The research points to the value of a mobile health resource for clinical decision support, giving providers a real-time portal for physician-to-physician engagement. Billed as a source for “the second to hundredth opinion in medicine,” these portals allow providers to gather best practices and apply them quickly, reducing the chances of a clinical error.

 

The study also points to the changing nature of clinical decision support.The study noted that providers can’t necessarily rely on informal face-to-face consults with colleagues – commonly known as curbside consults – because they’re “frequently inaccurate and incomplete.” Yet they can’t just call up a nearby specialist at a moment’s notice.

 

The study found that : "At a time when we’re turning to artificial intelligence to help improve diagnostic accuracy, there’s still plenty of room for tapping into human intelligence via such medical consulting platforms, Artificial intelligence has been advocated as the definitive pathway for reducing misdiagnosis, But the study's findings suggest the potential for collective human intelligence, which is algorithm-free and performed rapidly on a voluntary basis, to emerge as a competitive or complementary strategy."

 

 

nrip's insight:

Well how surprising!

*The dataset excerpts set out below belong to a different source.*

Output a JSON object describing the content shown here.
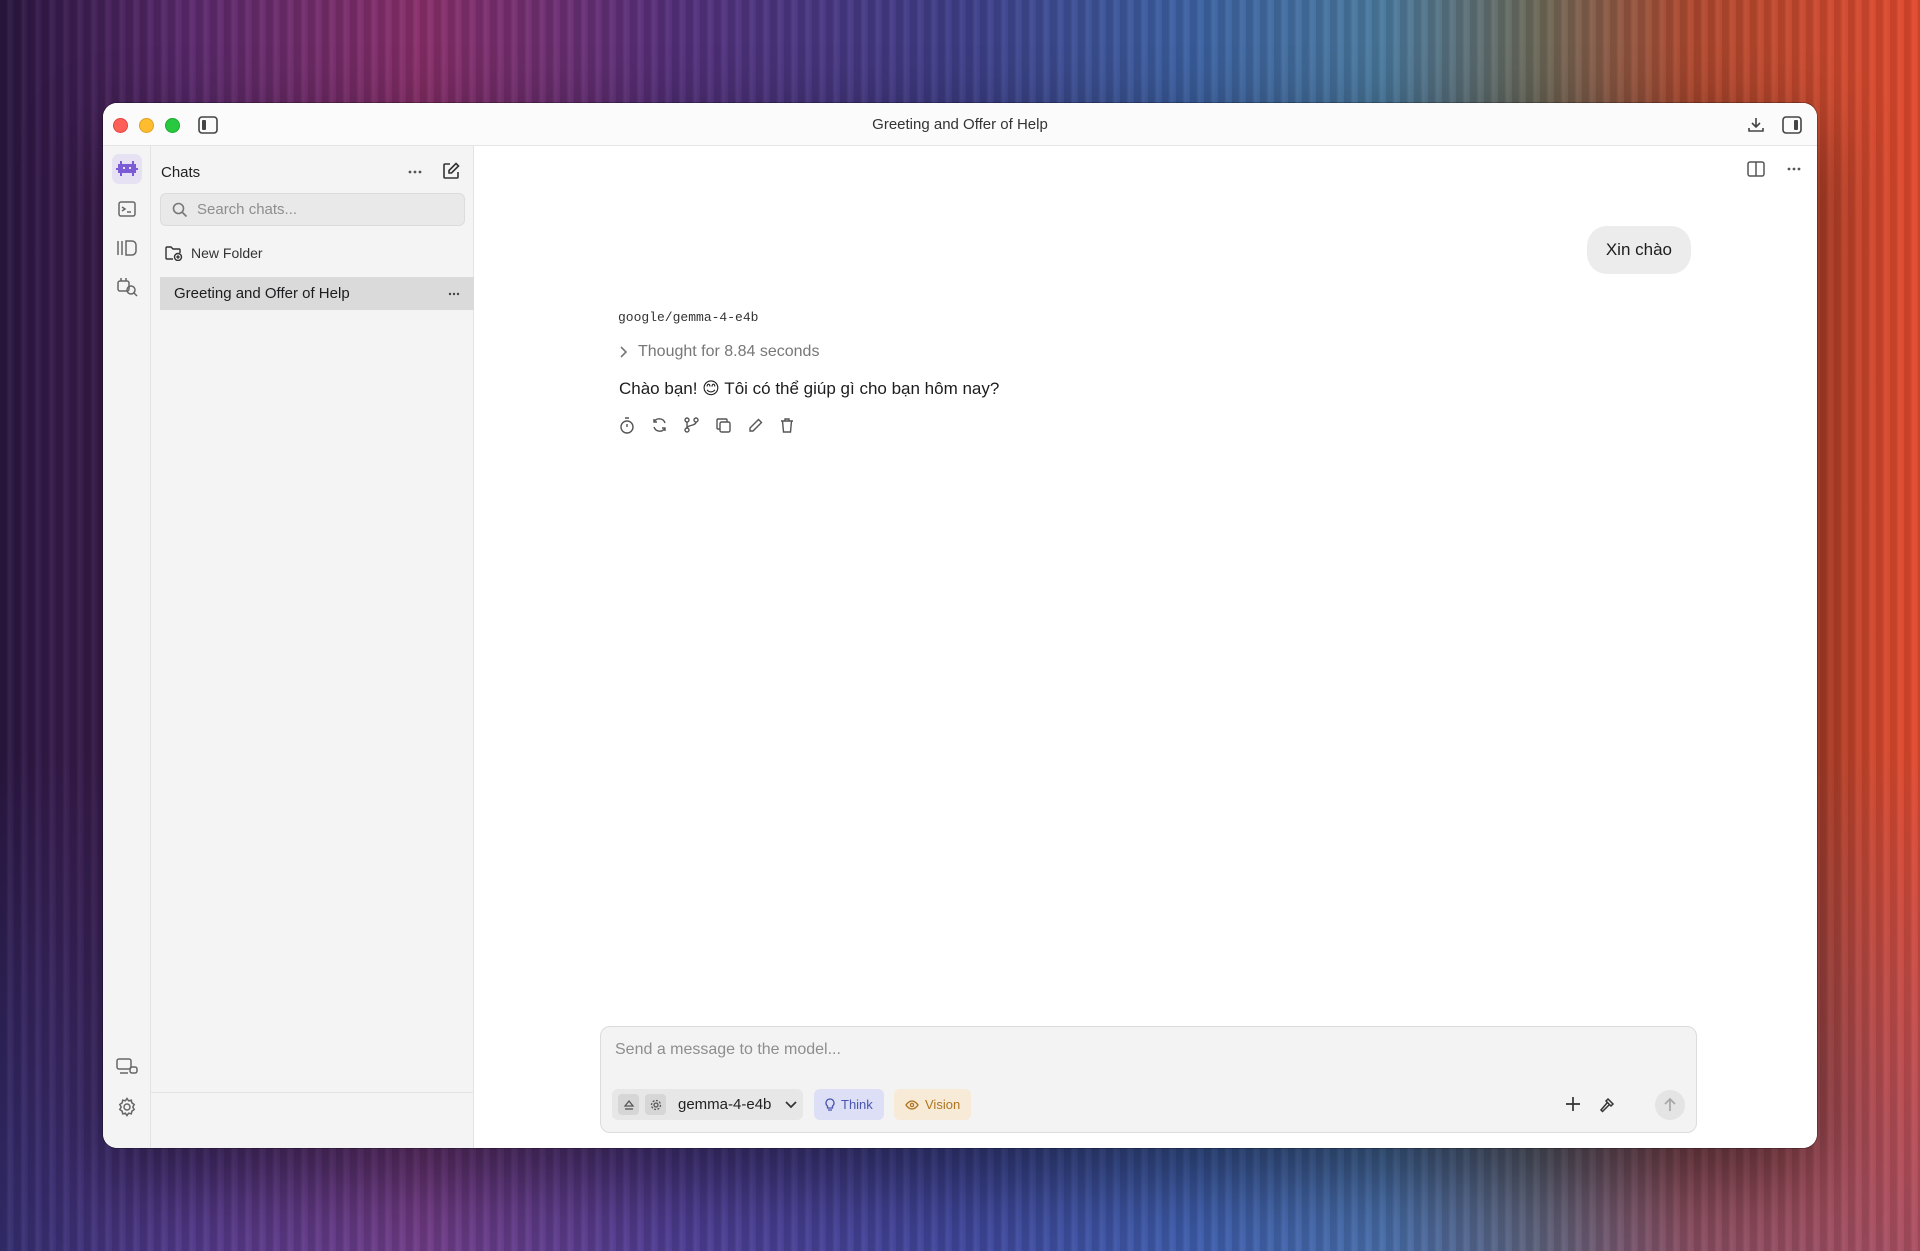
{
  "window": {
    "title": "Greeting and Offer of Help"
  },
  "rail": {
    "items": [
      {
        "icon": "bot-icon",
        "active": true
      },
      {
        "icon": "terminal-icon"
      },
      {
        "icon": "library-icon"
      },
      {
        "icon": "model-search-icon"
      }
    ],
    "bottom": [
      {
        "icon": "devices-icon"
      },
      {
        "icon": "gear-icon"
      }
    ]
  },
  "sidebar": {
    "title": "Chats",
    "search_placeholder": "Search chats...",
    "new_folder_label": "New Folder",
    "chats": [
      {
        "title": "Greeting and Offer of Help",
        "selected": true
      }
    ]
  },
  "conversation": {
    "user_message": "Xin chào",
    "model_name": "google/gemma-4-e4b",
    "thought_label": "Thought for 8.84 seconds",
    "reply_text": "Chào bạn! 😊 Tôi có thể giúp gì cho bạn hôm nay?",
    "actions": [
      "stopwatch-icon",
      "regenerate-icon",
      "branch-icon",
      "copy-icon",
      "edit-icon",
      "delete-icon"
    ]
  },
  "composer": {
    "placeholder": "Send a message to the model...",
    "model_selected": "gemma-4-e4b",
    "think_label": "Think",
    "vision_label": "Vision"
  },
  "colors": {
    "accent": "#7b5cd6",
    "think_bg": "#dcdff5",
    "vision_bg": "#f7ead6"
  }
}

Collective human intelligence still works :)

 

For us, its not surprising. As I been posting in my articles, speaking at my talks and offering my $0.02 in my insights,  for all the talk of AI and Deep Learning, I feel technology's best use in healthcare is in automation of processes and improving communication and collaboration.  And such studies show that we have lots of gain by building better tools to help clinicians communicate and collaborate better. Someday , AI "may" replace human intelligence, but not today and not anytime soon.